From that point on I dunno how to proced.

 mrtwhs February 29th, 2016 01:12 PM

Quote:
 Originally Posted by pelluzi (Post 524819) I'm sorry, maybe I wasn't clear in my question. in fact $\displaystyle 4! = 24$, then $\displaystyle 2^4=16$ and $\displaystyle 16+8=24$ Ok, the resolution is intuitive. But how should I proced in order to prove my result, isolating x, solving the equation etc?
Some equations cannot be solved in closed form. This is an example of one.

 pelluzi February 29th, 2016 01:23 PM

Quote:
 Originally Posted by mrtwhs (Post 524828) Some equations cannot be solved in closed form.
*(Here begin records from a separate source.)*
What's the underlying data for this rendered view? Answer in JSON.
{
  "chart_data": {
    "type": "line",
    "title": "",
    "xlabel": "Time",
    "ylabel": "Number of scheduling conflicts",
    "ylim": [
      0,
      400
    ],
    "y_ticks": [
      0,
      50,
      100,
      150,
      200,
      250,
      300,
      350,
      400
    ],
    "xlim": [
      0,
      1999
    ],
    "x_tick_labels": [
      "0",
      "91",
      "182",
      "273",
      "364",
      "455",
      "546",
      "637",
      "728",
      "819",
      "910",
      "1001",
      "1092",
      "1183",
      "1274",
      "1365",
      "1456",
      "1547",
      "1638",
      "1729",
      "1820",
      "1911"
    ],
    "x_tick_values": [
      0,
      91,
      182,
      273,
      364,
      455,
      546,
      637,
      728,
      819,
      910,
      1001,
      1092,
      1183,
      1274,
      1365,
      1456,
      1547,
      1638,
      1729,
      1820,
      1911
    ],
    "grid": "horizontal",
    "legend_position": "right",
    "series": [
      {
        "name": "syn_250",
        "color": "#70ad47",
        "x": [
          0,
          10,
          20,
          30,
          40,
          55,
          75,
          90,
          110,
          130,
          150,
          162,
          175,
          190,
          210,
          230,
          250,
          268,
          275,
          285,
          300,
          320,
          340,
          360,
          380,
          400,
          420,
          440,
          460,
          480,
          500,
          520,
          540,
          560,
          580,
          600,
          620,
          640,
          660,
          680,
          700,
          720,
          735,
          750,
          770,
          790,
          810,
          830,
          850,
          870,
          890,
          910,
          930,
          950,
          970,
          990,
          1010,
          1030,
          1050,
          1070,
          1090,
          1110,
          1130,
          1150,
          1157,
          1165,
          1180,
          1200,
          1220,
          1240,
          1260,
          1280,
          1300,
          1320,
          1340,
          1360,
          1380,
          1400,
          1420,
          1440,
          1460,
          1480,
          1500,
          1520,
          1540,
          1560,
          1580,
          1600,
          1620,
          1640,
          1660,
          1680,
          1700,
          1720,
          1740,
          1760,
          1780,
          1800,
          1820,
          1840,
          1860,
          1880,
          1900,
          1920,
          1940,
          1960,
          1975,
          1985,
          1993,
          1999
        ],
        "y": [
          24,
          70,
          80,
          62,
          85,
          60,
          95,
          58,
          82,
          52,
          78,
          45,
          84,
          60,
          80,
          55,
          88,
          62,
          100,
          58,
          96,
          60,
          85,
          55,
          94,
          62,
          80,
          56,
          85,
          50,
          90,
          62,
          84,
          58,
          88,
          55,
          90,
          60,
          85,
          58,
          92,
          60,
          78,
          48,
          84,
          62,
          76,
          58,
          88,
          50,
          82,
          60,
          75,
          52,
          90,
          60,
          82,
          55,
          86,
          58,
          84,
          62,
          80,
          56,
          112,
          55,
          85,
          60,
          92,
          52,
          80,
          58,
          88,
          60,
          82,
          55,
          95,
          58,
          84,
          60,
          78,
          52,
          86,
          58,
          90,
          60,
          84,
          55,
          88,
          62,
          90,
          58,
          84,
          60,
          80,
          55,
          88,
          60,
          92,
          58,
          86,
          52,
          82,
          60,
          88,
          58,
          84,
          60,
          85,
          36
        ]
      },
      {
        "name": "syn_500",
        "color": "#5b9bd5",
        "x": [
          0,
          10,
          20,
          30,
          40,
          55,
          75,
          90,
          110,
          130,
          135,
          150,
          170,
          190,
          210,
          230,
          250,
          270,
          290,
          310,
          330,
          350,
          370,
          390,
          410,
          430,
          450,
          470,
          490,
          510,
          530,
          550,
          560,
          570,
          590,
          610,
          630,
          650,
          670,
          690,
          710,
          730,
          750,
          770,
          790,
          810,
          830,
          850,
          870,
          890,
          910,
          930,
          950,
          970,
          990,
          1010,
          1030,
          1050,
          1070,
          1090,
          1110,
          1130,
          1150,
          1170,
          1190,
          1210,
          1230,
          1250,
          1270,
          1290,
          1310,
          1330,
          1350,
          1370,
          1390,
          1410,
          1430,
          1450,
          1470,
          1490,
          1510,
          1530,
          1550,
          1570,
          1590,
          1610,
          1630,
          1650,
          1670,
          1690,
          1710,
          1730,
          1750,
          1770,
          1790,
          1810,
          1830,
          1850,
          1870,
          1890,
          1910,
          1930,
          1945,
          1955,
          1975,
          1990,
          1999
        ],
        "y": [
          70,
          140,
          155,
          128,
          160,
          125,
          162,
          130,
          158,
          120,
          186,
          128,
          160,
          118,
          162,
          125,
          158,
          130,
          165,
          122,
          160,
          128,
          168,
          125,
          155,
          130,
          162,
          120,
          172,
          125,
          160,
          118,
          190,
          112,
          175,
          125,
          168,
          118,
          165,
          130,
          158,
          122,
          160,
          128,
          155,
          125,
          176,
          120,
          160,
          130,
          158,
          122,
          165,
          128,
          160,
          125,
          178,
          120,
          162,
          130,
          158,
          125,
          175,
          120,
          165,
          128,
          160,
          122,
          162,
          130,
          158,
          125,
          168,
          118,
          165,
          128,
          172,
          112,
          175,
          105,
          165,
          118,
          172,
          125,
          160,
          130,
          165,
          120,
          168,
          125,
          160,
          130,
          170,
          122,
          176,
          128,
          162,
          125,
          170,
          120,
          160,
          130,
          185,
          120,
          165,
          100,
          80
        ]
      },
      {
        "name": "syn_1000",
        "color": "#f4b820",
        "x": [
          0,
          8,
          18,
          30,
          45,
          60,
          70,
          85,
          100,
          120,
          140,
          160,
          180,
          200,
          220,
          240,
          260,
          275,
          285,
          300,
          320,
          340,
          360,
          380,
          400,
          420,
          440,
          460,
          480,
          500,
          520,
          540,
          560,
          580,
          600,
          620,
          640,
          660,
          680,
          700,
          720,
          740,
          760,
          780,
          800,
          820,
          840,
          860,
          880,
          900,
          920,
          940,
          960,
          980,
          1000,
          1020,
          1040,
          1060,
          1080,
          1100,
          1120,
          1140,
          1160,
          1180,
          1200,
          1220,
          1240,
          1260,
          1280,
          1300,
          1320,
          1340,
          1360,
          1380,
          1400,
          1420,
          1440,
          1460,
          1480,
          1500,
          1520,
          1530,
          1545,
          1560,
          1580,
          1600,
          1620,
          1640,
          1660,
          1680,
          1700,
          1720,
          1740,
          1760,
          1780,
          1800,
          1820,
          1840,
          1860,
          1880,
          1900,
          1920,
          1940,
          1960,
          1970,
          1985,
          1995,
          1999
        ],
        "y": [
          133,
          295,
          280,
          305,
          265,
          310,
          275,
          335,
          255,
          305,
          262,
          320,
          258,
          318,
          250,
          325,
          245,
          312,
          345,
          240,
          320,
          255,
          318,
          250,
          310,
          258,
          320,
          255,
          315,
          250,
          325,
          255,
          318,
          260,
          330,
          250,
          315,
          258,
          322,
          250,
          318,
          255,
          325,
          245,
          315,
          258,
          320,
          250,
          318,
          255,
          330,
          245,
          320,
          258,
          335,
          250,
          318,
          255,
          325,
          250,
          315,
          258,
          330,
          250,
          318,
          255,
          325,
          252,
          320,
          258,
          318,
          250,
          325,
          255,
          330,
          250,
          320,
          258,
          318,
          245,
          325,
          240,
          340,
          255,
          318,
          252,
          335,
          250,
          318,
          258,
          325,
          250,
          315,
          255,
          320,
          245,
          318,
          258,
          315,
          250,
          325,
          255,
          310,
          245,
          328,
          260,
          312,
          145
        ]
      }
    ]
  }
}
This is an example of one.
Then shall input that equation onto a software that solves by trial an error whenever I face a equation like that? I mean, when it has no intuitive answer.

 Country Boy February 29th, 2016 01:32 PM

1 does not satisfy the equation because $1!= 1\ne 2^1+ 8= 10$.
2 does not satisfy the equation because $\displaystyle 2!= 2\ne 2^2+ 8= 12$.
3 does not satisfy the equation because $\displaystyle 3!= 6\ne 2^3+ 8= 16$.
As skeeter said, 4 does satisfy the equation: $\displaystyle 4!= 24= 2^4+ 8$.

Then Mrtwhs said "Since 120=5!>25+8=40120=5!>25+8=40 and factorials grow faster than exponentials, the statement clearly has no solutions for x≥5."